The politician expressed hope that the government will adopt a realistic policy about how to deal with the people and will start serious legal and structural reforms. However, she warned that what people hear from official podiums erodes any hope in reforms. She pointed out the arrest of Iranian artists for removing their hijab and heavy sentences for them, as well as the killing of many young men and women during the protests as an indication that reforms are unlikely in Iran.
Opposition to the government's heavy-handed approach to enforcing hijab and punishing detained protesters has been on the rise during the past days even by some Muslim clerics. Mohammad Ashrafi-Esfahani has said that "Executions carried out following recent protests are not based on sound legal foundations." He also pointed out that "many top clerics are silent about it because they think no one in the government will care for their attestations."

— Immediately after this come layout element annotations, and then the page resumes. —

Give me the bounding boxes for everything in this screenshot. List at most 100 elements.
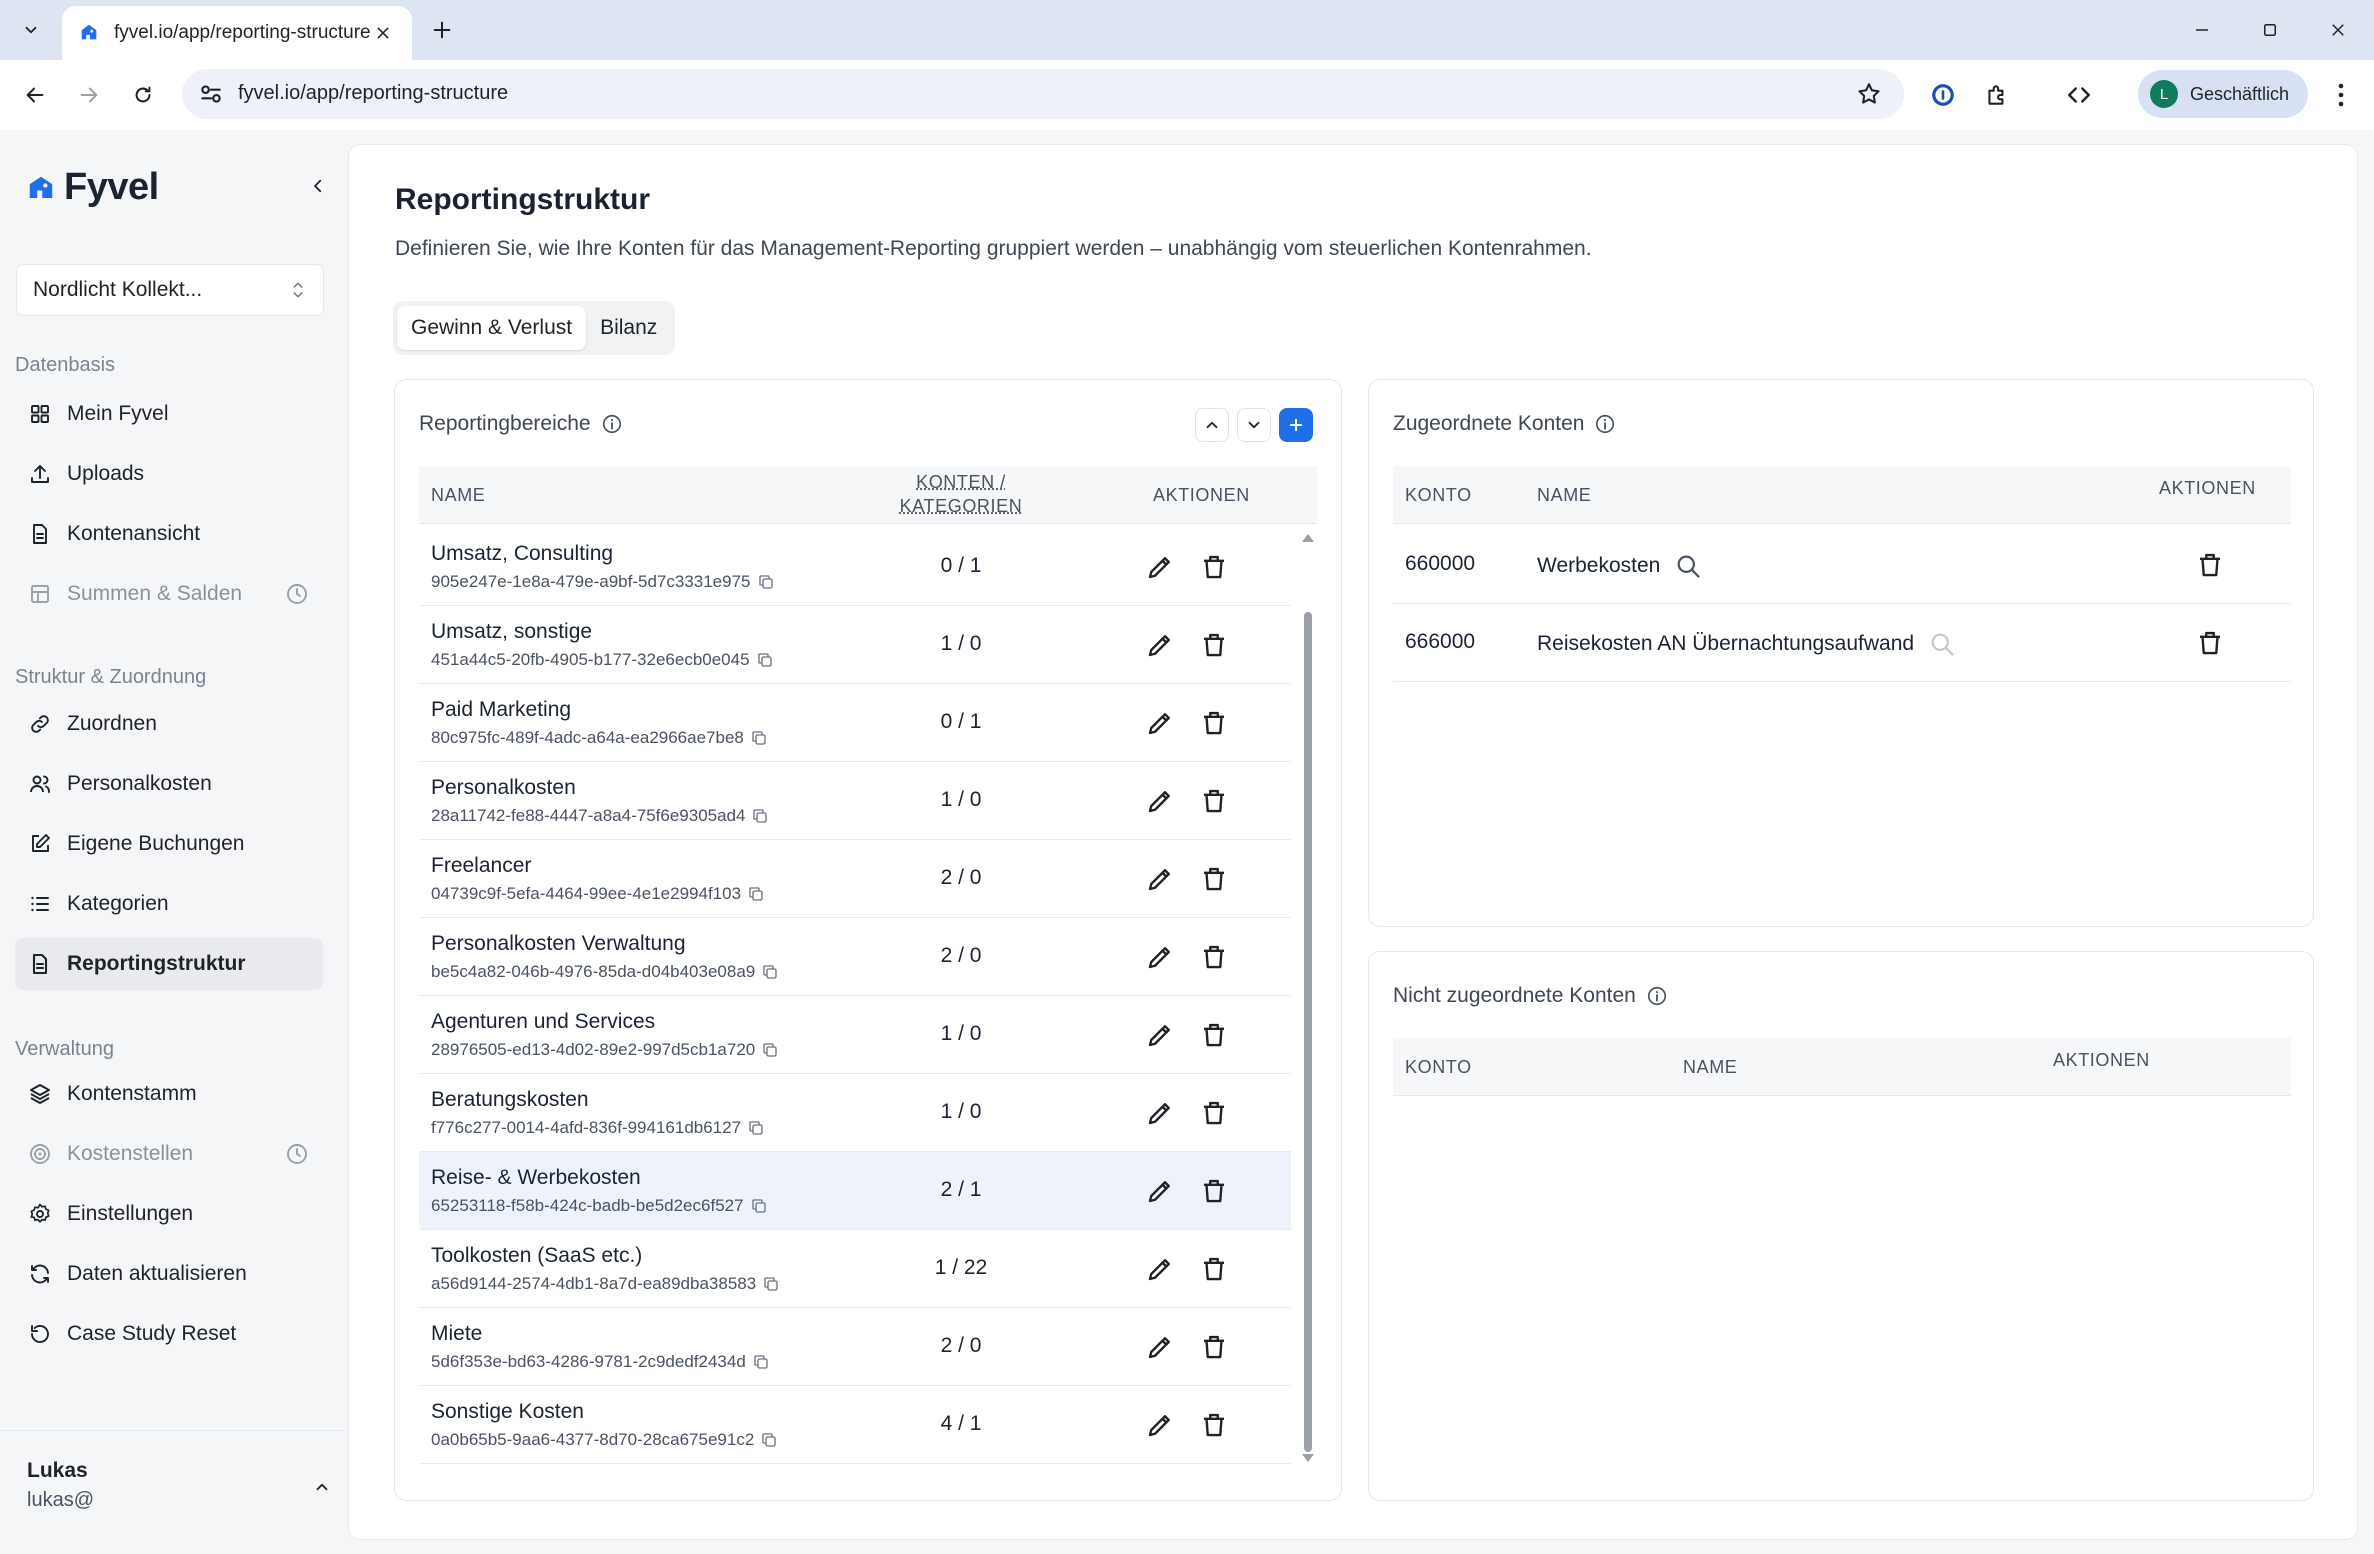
edit-button[interactable] <box>1145 1020 1175 1050</box>
move-up-button[interactable] <box>1195 408 1229 442</box>
delete-button[interactable] <box>1199 1176 1229 1206</box>
sidebar-item-eigene-buchungen[interactable]: Eigene Buchungen <box>15 818 323 870</box>
sidebar-item-kontenansicht[interactable]: Kontenansicht <box>15 508 323 560</box>
chevron-up-icon[interactable] <box>308 1473 336 1501</box>
delete-button[interactable] <box>1199 1254 1229 1284</box>
copy-icon[interactable] <box>757 573 775 591</box>
address-bar[interactable]: fyvel.io/app/reporting-structure <box>182 69 1904 119</box>
forward-button[interactable] <box>70 76 108 114</box>
delete-button[interactable] <box>1199 1332 1229 1362</box>
browser-tab-active[interactable]: fyvel.io/app/reporting-structure <box>62 6 412 60</box>
sidebar-item-zuordnen[interactable]: Zuordnen <box>15 698 323 750</box>
delete-button[interactable] <box>1199 942 1229 972</box>
window-maximize-button[interactable] <box>2250 10 2290 50</box>
sidebar-item-daten-aktualisieren[interactable]: Daten aktualisieren <box>15 1248 323 1300</box>
sidebar-item-case-study-reset[interactable]: Case Study Reset <box>15 1308 323 1360</box>
reload-button[interactable] <box>124 76 162 114</box>
search-icon[interactable] <box>1928 630 1956 658</box>
delete-button[interactable] <box>1199 1098 1229 1128</box>
edit-button[interactable] <box>1145 552 1175 582</box>
copy-icon[interactable] <box>761 963 779 981</box>
user-menu[interactable]: Lukas lukas@ <box>0 1430 344 1554</box>
sidebar-item-summen-salden[interactable]: Summen & Salden <box>15 568 323 620</box>
tab-search-button[interactable] <box>12 12 50 48</box>
browser-menu-button[interactable] <box>2326 76 2356 114</box>
sidebar-item-kontenstamm[interactable]: Kontenstamm <box>15 1068 323 1120</box>
edit-button[interactable] <box>1145 630 1175 660</box>
new-tab-button[interactable] <box>424 12 460 48</box>
copy-icon[interactable] <box>751 807 769 825</box>
site-info-icon[interactable] <box>198 81 224 107</box>
table-row[interactable]: Personalkosten 28a11742-fe88-4447-a8a4-75… <box>419 762 1291 840</box>
back-button[interactable] <box>16 76 54 114</box>
copy-icon[interactable] <box>761 1041 779 1059</box>
sidebar-collapse-button[interactable] <box>302 170 334 202</box>
delete-button[interactable] <box>1199 1410 1229 1440</box>
info-icon[interactable] <box>1646 985 1668 1007</box>
table-row[interactable]: Miete 5d6f353e-bd63-4286-9781-2c9dedf2434… <box>419 1308 1291 1386</box>
delete-button[interactable] <box>1199 864 1229 894</box>
move-down-button[interactable] <box>1237 408 1271 442</box>
table-row[interactable]: Reise- & Werbekosten 65253118-f58b-424c-b… <box>419 1152 1291 1230</box>
add-area-button[interactable] <box>1279 408 1313 442</box>
sidebar-item-reportingstruktur[interactable]: Reportingstruktur <box>15 938 323 990</box>
sidebar-item-uploads[interactable]: Uploads <box>15 448 323 500</box>
edit-button[interactable] <box>1145 1176 1175 1206</box>
table-row[interactable]: Toolkosten (SaaS etc.) a56d9144-2574-4db1… <box>419 1230 1291 1308</box>
search-icon[interactable] <box>1674 552 1702 580</box>
tab-gewinn-verlust[interactable]: Gewinn & Verlust <box>397 306 587 350</box>
table-row[interactable]: Personalkosten Verwaltung be5c4a82-046b-4… <box>419 918 1291 996</box>
sidebar-item-einstellungen[interactable]: Einstellungen <box>15 1188 323 1240</box>
column-header-counts[interactable]: KONTEN / KATEGORIEN <box>891 470 1031 518</box>
table-row[interactable]: Beratungskosten f776c277-0014-4afd-836f-9… <box>419 1074 1291 1152</box>
copy-icon[interactable] <box>750 729 768 747</box>
bookmark-star-icon[interactable] <box>1856 81 1882 107</box>
info-icon[interactable] <box>601 413 623 435</box>
table-row[interactable]: Freelancer 04739c9f-5efa-4464-99ee-4e1e29… <box>419 840 1291 918</box>
sidebar-item-kostenstellen[interactable]: Kostenstellen <box>15 1128 323 1180</box>
edit-button[interactable] <box>1145 786 1175 816</box>
table-row[interactable]: 666000 Reisekosten AN Übernachtungsaufwan… <box>1393 604 2291 682</box>
profile-button[interactable]: L Geschäftlich <box>2138 70 2308 118</box>
edit-button[interactable] <box>1145 1254 1175 1284</box>
info-icon[interactable] <box>1594 413 1616 435</box>
edit-button[interactable] <box>1145 708 1175 738</box>
table-row[interactable]: Umsatz, sonstige 451a44c5-20fb-4905-b177-… <box>419 606 1291 684</box>
table-row[interactable]: Agenturen und Services 28976505-ed13-4d02… <box>419 996 1291 1074</box>
sidebar-item-mein-fyvel[interactable]: Mein Fyvel <box>15 388 323 440</box>
delete-button[interactable] <box>1199 552 1229 582</box>
copy-icon[interactable] <box>747 1119 765 1137</box>
areas-scrollbar-thumb[interactable] <box>1304 612 1312 1452</box>
extensions-button[interactable] <box>1982 80 2012 110</box>
window-minimize-button[interactable] <box>2182 10 2222 50</box>
window-close-button[interactable] <box>2318 10 2358 50</box>
copy-icon[interactable] <box>752 1353 770 1371</box>
table-row[interactable]: Sonstige Kosten 0a0b65b5-9aa6-4377-8d70-2… <box>419 1386 1291 1464</box>
copy-icon[interactable] <box>756 651 774 669</box>
tab-close-button[interactable] <box>370 20 396 46</box>
password-manager-extension[interactable] <box>1928 80 1958 110</box>
brand-logo[interactable]: Fyvel <box>26 166 159 209</box>
areas-scrollbar[interactable] <box>1301 528 1315 1468</box>
delete-button[interactable] <box>1199 708 1229 738</box>
devtools-button[interactable] <box>2064 80 2094 110</box>
table-row[interactable]: Umsatz, Consulting 905e247e-1e8a-479e-a9b… <box>419 528 1291 606</box>
edit-button[interactable] <box>1145 1098 1175 1128</box>
delete-button[interactable] <box>1199 1020 1229 1050</box>
scroll-up-arrow-icon[interactable] <box>1301 532 1315 544</box>
table-row[interactable]: 660000 Werbekosten <box>1393 526 2291 604</box>
delete-button[interactable] <box>2195 628 2225 658</box>
copy-icon[interactable] <box>762 1275 780 1293</box>
copy-icon[interactable] <box>747 885 765 903</box>
edit-button[interactable] <box>1145 942 1175 972</box>
scroll-down-arrow-icon[interactable] <box>1301 1452 1315 1464</box>
copy-icon[interactable] <box>750 1197 768 1215</box>
sidebar-item-kategorien[interactable]: Kategorien <box>15 878 323 930</box>
sidebar-item-personalkosten[interactable]: Personalkosten <box>15 758 323 810</box>
delete-button[interactable] <box>2195 550 2225 580</box>
edit-button[interactable] <box>1145 1410 1175 1440</box>
tab-bilanz[interactable]: Bilanz <box>586 306 671 350</box>
delete-button[interactable] <box>1199 786 1229 816</box>
edit-button[interactable] <box>1145 864 1175 894</box>
edit-button[interactable] <box>1145 1332 1175 1362</box>
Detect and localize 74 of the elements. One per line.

However, Ashrafi-Esfahani stopped short of saying that many top clerics fear retribution by the government if they speak against the hardliners who control the government and the Judiciary system and are supported by Supreme Leader Ali Khamenei. Nonetheless, the cleric said: "It might help if the leader in a bid to calm the situation tells the Judiciary to deal with prisoners compassionately. This will also be a good publicity for the Islamic Republic."
In her article in Etemad, Ms. Mansouri observed that Iranian women have expressed their opposition to the dress code imposed by the government all along in the past four decades. They have also objected to discrimination against women under the Islamic Republic. But nobody paid any attention to their grievances. She argued that there were no serious confrontations between women and the government until hardliners boldly introduced the morality police.
In the meantime, she said, a government-imposed glass ceiling prevented Iranian women's access to equal rights with men in the areas of education and employment. She concluded that it was this unfair treatment of women and ignoring their rights that triggered their revolt in September and what is now known as the ‘Woman, Life, Freedom’ movement.